Hessa Essa Buhumaid, Minister of Community Development, stated that the ministry’s initiatives seek to maintain childhood rights and ensure their happiness based on the fact that children are cherished assets of the nation.
She underlined the leading and pivotal role played by H.H. Sheikha Fatima bint Mubarak, Chairwoman of the General Women’s Union (GWU), President of the Supreme Council for Motherhood and Childhood, and Supreme Chairwoman of the Family Development Foundation (FDF), in sustaining the education and empowerment of mothers, children and families.
Buhumaid revealed that the ministry has a series of initiatives and diverse community ideas that prioritise the role and rights of children, primarily the National Family Policy to build a stable and responsible Emirati family in line with the UAE Vision 2021 and UAE Centennial Strategy 2071.
The UAE will celebrate, with the world’s countries, the annual Universal Children’s Day on 20th November. The UN Universal Children’s Day was established in 1954 and is celebrated on November 20th each year to promote international togetherness, awareness among children worldwide, and improving children’s welfare.
November 20th is an important date as it is the date in 1959 when the UN General Assembly adopted the Declaration of the Rights of the Child. It is also the date in 1989 when the UN General assembly adopted the Convention on the Rights of the Child.
The UAE has created an integrated system of federal, local and civic authorities that promote children’s rights awareness and the implementation of care and accountability programmes and plans.

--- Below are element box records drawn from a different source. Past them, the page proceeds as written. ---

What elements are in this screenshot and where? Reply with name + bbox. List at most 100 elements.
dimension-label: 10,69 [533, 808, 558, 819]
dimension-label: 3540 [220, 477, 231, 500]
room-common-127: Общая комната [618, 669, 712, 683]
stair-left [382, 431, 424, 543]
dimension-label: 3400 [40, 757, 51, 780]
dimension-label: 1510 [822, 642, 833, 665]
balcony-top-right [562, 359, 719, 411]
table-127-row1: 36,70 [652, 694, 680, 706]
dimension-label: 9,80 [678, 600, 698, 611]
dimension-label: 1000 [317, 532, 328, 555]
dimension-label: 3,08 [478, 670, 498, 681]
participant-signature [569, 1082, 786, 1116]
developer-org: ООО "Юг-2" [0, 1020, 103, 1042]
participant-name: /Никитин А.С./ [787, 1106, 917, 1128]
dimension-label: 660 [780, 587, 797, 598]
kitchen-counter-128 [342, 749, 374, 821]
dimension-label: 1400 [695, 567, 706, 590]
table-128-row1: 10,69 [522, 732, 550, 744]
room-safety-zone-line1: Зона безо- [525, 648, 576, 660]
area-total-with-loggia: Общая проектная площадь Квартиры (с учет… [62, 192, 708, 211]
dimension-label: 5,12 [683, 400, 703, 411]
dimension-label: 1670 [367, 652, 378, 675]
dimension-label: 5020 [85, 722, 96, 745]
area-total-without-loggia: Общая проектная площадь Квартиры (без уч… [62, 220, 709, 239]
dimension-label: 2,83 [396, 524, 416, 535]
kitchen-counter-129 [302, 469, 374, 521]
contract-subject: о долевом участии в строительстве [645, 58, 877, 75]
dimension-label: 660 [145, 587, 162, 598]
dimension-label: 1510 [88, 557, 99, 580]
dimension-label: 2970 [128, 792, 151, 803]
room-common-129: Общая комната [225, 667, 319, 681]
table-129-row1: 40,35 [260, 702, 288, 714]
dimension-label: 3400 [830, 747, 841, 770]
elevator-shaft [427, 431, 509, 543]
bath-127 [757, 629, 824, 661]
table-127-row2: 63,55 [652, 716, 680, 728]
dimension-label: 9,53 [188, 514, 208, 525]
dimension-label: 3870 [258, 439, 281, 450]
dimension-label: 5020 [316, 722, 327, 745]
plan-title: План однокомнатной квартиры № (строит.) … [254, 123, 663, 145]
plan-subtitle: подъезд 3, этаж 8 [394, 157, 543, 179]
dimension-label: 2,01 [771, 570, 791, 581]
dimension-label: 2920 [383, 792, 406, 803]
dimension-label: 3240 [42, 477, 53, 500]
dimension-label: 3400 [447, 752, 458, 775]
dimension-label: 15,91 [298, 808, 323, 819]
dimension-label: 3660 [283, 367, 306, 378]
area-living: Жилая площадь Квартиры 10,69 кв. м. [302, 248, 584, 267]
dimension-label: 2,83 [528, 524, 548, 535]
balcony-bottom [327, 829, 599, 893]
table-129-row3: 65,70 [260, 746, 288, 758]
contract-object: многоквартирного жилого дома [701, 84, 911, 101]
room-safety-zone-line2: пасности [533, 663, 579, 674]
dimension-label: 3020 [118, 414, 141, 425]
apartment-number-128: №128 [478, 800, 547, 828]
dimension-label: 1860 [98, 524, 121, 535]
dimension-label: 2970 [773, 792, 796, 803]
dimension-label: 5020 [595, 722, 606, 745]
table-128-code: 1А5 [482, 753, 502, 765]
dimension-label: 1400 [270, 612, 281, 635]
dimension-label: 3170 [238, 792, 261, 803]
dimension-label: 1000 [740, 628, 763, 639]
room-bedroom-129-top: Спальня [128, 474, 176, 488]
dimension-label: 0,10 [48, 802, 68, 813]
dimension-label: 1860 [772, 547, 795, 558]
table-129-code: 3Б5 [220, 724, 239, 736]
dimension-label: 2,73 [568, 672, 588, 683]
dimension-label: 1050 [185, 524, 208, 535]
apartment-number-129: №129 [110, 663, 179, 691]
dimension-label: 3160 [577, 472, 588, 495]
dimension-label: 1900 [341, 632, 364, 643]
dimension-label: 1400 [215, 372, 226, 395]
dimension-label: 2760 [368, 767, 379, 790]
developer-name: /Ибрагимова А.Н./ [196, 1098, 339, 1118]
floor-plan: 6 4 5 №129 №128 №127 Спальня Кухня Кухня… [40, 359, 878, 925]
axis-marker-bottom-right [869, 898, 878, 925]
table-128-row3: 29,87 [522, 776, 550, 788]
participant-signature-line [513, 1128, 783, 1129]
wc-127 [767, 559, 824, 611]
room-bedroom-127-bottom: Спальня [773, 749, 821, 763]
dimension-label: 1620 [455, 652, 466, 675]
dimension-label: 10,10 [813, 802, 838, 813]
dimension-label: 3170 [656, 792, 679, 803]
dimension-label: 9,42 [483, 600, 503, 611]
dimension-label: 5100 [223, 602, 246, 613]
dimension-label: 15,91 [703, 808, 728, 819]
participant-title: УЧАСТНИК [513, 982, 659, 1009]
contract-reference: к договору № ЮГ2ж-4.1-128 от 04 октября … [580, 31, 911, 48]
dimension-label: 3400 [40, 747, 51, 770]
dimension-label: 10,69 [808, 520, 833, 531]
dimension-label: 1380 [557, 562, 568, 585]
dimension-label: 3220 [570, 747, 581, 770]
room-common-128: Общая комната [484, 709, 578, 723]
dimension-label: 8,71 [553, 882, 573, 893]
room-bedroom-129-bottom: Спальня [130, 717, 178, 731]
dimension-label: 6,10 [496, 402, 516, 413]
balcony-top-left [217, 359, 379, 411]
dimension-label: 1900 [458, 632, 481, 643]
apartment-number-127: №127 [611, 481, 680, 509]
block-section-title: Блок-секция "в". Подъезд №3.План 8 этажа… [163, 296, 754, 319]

At the start of the current year, the UAE allocated 15th March as the Emirati Children’s Day, through a decision by the Ministerial Council for Development, under the National Strategy for Motherhood and Childhood 2017-2020, due to its desire to raise future generations who can continue the country’s overall sustainable development.
Protecting children against all dangers is a priority of the UAE’s decision-makers, and the country has launched initiatives to care for children and protect its rights.
The UAE has provided children with legal protection through the ‘Wadeema Law’, which was issued by President His Highness Sheikh Khalifa bin Zayed Al Nahyan, under Federal Law No. 3 for 2016, to guarantee their right in life, survival, health, education and intellectual protection.
The Ministry of Interior established the Higher Committee for Child Protection in 2009 and the Child Protection Centre in 2011, and launched a hotline for reporting child abuse cases. The UAE also chaired the Virtual Global Taskforce on Combatting Online Child Sexual Abuse.
Reports issued by relevant international organisations confirm the UAE’s success in safeguarding children’s rights and protecting them from related dangers.
The UAE’s selection as the first Arab country to join the International Partnership to End Violence Against Children reflects the success of its national policies regarding children.
The UAE has not neglected its humanitarian and moral responsibilities towards children suffering from deteriorating conditions around the world and has launched many humanitarian initiatives to help them overcome their difficult circumstances, including the Dubai Cares campaign that educated 1,000,000 children suffering from poverty and armed conflicts in Asia and Africa.
The UAE has created an application to help children around the world that carries the name of the late Sheikh Zayed bin Sultan Al Nahyan, which has 144,000 users in the United States, 121,000 in Mexico, 229,000 in Russia, around 6,000 in South Africa, and 1,140,000 in Australia, India, and the Gulf countries.
The UAE has ratified many international agreements on children’s rights, such as the “United Nations, UN, Children’s Rights Agreement” for 1995, which it joined in 2009, as well as the Arab Work Agreement No. 18 for 1996 regarding the work of juveniles.
UNICEF says mothers and fathers, teachers, nurses and doctors, government leaders and civil society activists, religious and community elders, corporate moguls and media professionals as well as young people and children themselves can play an important part in making Universal Children’s Day relevant for their societies, communities and nations.
Universal Children’s Day offers each individual an inspirational entry-point to advocate, promote and celebrate children’s rights, translating into dialogues and actions that will build a better world for Children.